Repubblica pubblica da alcuni giorni un’intera pagina nella quale sono contenute le conclusioni dell’inchiesta di tre giornalisti della testata che per sette mesi hanno verificato il racconto fatto dalla Presidente del Consiglio nel suo libro “Io sono Giorgia”, che ha avuto un notevole successo di vendite e che, secondo il quotidiano, ha rappresentato la vera svolta nella scalata verso il successo elettorale della Presidente di FdI. Niente da dire al riguardo. Assolutamente legittimo e del tutto conforme alla linea del giornale in dichiarata opposizione al Governo di destra presieduto da Meloni.
Le “sorprese” nascono quando si leggono gli articoli. Il punto di partenza è lo “svantaggio” che la Presidente ha dovuto colmare per raggiungere la posizione che occupa e diventare la prima donna Primo Ministro nella storia del nostro Paese. Anche sotto questo profilo l’inchiesta prende le mosse da un assunto che rappresenta un caposaldo dell’immagine di Meloni, che non perde occasione di fare riferimento al quartiere popolare di Roma dove è cresciuta e al fatto che la madre ha dovuto allevare da sola lei e la sorella dopo che il padre le aveva abbandonate e si era fatta una nuova famiglia con un’altra donna dalla quale ha avuto due figlie.
A questo punto i conti non tornano più. La protagonista dell’inchiesta è la madre di Meloni e le persone, estranee alla Presidente, con la quale la prima ha avuto rapporti personali e sentimentali oltre che di affari. I giornalisti hanno girato mezzo mondo, intervistato professionisti, richiesto documenti e molto altro per questioni che riguardano esclusivamente la madre della Presidente del Consiglio e le sorelle figlie dell’altra moglie. Non un solo atto o/e affare, tra quelli riferiti, è riconducibile direttamente o indirettamente all’on. le Meloni. Vengono fatti numerosi riferimenti a una persona con la quale la madre ha avuto una relazione sentimentale ed anche rapporti d’affari, mettendo in evidenza come costui sia stato condannato per bancarotta per fatti ai quali la signora era del tutto estranea. Ovviamente è possibile che nel prosieguo dell’inchiesta vengano riferiti fatti dei quali è protagonista la Presidente. E’ giusto chiedersi quale sia la ragione per scavare nella vita privata e professionale di una persona che ha uno strettissimo legame familiare con un personaggio politico, ma che con la vita pubblica e con le Istituzioni non c’entra nulla. O s’intende sostenere che le colpe dei padri, o delle madri, se venissero accertate ricadrebbero sui figli?
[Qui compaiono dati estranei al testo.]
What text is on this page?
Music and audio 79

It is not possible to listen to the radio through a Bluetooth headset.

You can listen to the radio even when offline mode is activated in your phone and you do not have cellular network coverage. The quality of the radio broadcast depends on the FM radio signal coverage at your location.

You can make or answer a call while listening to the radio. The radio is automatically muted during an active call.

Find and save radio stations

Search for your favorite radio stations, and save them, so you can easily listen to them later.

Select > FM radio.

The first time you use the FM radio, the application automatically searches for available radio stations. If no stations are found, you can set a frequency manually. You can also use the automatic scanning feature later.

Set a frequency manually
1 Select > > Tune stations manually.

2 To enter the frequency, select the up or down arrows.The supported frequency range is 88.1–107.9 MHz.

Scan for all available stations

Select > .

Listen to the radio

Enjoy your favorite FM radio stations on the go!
O torniamo all’oscurantismo, ai tempi nei quali chi aveva un parente pregiudicato o anche in attesa di giudizio non poteva partecipare ai concorsi della Pubblica amministrazione?
E’ vero che i genitori di Renzi sono stati oggetto di violenti attacchi mediatici per i processi ai quali sono stati sottoposti, alcuni ancora in corso. Ma si trattava appunto di procedimenti penali pendenti non di inchieste giornalistiche.
La politica deve essere confronto anche duro di proposte e di idee. Chi ne è protagonista sa che la propria vita è sotto la lente d’ingrandimento ed è giusto che sia così. La famiglia, i figli, i parenti debbono restare fuori dall’arena politica per evitare che abbiano il sopravvento la barbarie e le vendette trasversali che coinvolgono persone che hanno diritto, come tutti, alla tutela della loro riservatezza.